5.07.2009

Oklahoma arts receive national recognition (and a good amount of money)

The Tulsa Performing Arts Center Trust announced today that it has received a $40,000 grant from the National Endowment for the Arts, the largest single grant ever awarded by the NEA to an Oklahoma organization.

The grant falls under the category “American Masterpieces: Three Centuries of Artistic Genius” in the discipline “Presenting” to acquaint Americans with the best of the nation’s cultural and artistic heritage.

The PAC Trust will share the $40,000 with Gilcrease Museum and the Oklahoma Center for Poets and Writers for a collaborative project called “Oklahoma Landscapes: A Plains State of Mind.”
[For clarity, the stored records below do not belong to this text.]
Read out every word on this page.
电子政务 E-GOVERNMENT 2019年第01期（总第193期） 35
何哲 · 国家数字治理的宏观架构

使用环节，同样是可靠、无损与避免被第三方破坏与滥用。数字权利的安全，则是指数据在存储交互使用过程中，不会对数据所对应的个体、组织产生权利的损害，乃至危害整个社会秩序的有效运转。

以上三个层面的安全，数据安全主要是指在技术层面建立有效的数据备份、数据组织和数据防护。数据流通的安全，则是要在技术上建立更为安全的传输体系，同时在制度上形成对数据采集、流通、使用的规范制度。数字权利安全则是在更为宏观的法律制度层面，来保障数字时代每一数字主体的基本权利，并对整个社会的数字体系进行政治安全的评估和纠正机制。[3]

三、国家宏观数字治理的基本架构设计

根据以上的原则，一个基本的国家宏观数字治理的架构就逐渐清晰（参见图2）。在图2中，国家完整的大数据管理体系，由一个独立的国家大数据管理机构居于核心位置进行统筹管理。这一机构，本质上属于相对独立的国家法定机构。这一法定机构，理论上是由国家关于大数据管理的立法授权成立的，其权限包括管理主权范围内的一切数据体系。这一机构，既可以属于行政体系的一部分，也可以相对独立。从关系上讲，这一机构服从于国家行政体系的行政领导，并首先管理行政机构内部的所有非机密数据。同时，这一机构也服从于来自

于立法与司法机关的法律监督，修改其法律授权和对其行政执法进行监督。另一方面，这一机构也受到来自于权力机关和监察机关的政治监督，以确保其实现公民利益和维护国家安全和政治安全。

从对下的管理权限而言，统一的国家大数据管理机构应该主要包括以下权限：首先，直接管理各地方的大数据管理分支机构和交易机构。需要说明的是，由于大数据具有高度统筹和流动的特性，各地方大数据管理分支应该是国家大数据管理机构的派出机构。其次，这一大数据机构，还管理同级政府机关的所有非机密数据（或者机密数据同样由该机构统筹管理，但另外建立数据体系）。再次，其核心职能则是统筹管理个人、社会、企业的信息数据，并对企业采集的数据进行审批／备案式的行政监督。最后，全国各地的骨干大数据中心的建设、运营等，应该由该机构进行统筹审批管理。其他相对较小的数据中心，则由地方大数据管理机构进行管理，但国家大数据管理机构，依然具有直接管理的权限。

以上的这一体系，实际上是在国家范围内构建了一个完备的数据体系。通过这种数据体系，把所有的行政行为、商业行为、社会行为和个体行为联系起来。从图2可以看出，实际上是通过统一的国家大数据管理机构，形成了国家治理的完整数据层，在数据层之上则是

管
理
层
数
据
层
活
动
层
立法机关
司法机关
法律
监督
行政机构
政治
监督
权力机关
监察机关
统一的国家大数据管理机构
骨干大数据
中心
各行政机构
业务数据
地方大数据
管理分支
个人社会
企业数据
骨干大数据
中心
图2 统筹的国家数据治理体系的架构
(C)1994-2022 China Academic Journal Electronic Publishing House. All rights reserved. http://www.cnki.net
The PAC Trust, in partnership with the George Kaiser Family Foundation, will use the grant to present an eight-performance run of Oklahoma native Tracy Letts’ Pulitzer Prize-winning play August: Osage County, from Jan 26-31, 2020. GKFF will underwrite the presentation up to $250,000 and assist with marketing, said Stanton Doyle, GKFF senior officer for arts and culture.

The title of the entire program, “Oklahoma Landscapes: A Plains State of Mind” is borrowed from a line in Letts’ play and speaks to Oklahoma’s unique geographic location.
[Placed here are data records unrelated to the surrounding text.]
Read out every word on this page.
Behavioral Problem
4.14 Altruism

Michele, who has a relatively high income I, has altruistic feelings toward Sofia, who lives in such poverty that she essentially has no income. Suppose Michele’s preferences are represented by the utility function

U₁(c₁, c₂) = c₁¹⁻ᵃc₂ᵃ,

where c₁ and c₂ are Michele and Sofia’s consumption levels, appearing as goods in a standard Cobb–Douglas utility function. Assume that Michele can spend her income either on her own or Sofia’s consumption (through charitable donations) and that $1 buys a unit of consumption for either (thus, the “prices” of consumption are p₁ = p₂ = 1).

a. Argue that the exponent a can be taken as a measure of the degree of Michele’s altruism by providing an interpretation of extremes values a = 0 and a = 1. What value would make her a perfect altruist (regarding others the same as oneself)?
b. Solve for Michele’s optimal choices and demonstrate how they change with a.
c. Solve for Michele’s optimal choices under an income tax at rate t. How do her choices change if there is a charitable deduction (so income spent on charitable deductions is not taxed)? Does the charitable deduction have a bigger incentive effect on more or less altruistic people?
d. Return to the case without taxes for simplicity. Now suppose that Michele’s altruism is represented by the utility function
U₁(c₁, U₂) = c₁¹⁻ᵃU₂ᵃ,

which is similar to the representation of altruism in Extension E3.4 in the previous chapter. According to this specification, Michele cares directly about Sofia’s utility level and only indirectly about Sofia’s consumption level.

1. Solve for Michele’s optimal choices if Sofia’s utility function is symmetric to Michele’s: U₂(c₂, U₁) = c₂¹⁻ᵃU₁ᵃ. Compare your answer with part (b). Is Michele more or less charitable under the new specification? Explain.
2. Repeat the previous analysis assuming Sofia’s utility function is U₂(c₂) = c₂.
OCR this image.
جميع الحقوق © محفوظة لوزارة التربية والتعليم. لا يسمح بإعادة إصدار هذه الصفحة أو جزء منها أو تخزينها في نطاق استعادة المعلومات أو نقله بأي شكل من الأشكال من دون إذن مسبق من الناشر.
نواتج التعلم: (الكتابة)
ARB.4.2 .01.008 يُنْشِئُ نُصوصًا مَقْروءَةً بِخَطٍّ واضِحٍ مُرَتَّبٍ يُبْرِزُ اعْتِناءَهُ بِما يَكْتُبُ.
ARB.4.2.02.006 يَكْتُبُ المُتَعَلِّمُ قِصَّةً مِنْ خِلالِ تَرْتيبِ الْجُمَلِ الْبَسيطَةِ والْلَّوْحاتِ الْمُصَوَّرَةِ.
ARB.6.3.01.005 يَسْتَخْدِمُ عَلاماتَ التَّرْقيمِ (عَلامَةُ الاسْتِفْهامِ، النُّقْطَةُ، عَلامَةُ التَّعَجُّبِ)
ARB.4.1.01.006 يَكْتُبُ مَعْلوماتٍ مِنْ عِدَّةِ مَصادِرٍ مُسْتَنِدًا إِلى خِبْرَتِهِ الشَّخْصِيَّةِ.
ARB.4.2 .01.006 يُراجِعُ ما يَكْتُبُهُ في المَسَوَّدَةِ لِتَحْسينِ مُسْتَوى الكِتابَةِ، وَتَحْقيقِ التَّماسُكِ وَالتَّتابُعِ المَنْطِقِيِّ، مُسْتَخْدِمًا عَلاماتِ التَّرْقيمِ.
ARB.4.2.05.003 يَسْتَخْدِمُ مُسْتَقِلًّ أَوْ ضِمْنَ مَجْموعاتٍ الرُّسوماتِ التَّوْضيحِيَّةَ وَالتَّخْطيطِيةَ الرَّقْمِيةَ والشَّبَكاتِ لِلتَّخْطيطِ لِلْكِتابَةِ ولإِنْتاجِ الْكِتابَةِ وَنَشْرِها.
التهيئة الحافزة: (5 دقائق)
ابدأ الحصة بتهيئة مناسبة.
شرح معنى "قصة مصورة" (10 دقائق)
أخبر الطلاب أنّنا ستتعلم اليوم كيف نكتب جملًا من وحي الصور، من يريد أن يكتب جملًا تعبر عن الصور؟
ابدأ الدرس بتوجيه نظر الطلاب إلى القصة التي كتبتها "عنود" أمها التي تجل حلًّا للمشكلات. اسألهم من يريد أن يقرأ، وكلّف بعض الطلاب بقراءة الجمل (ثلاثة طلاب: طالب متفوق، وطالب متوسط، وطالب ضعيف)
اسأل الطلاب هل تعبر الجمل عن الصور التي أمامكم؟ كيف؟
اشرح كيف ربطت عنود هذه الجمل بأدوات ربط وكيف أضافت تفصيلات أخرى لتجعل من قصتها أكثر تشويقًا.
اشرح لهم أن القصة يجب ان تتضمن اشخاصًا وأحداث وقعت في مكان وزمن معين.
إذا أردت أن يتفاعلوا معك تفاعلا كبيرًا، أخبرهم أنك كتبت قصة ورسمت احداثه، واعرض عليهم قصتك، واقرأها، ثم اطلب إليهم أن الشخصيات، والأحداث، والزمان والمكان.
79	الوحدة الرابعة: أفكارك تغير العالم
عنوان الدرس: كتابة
Billie Letts, award-winning Oklahoma author and mother to Tracy Letts, described her son’s play, saying it “reveals old secrets and opens old wounds.”

“He asked me if it bothered me that he more or less told all of my family’s secrets,” Billie Letts said. “I told him it bothered me a little bit, but he’s still in the family will.”

Gilcrease Museum will present an exhibition of and lecture featuring works “strongly connected to Oklahoma,” evocative of the “uniqueness of our state’s landscape and heritage.”

The exact content of the exhibit and lecture is yet to be determined, but it will likely be presented November of this year to March 2010.

The OCPW will use its portion of the funds to present “Oklahoma Landscapes: A Literary Tableau” on January 21, 2010 at 7pm in the Oklahoma State University-Tulsa auditorium. The event will feature readings by some of Oklahoma’s most noted authors, including N. Scott Momaday, Joyce Carol Thomas, Billie Letts, Michael Wallis and Rilla Askew.

In addition, the Center will kick off a reading campaign, marketed specifically to Oklahoma English teachers.

“Writers play an important role in Oklahoma landscapes,” said Teresa Miller, OCPW executive director.

She said John Steinbeck’s Grapes of Wrath continues to be the literary definition of Oklahoma, but contemporary Oklahoma authors are rewriting that definition.

PAC Trust Program Director Shirley Elliott said the NEA grant will have at least a $5 million economic impact on the city and through the attendance of its programs, will reach roughly 600,000 people.

Susan Neal, director of community development and education initiatives for the City of Tulsa, said the hallmark of a community is its arts endeavor, and that Tulsa’s recognition through this grant signals to the rest of the country its major contributions to the arts world.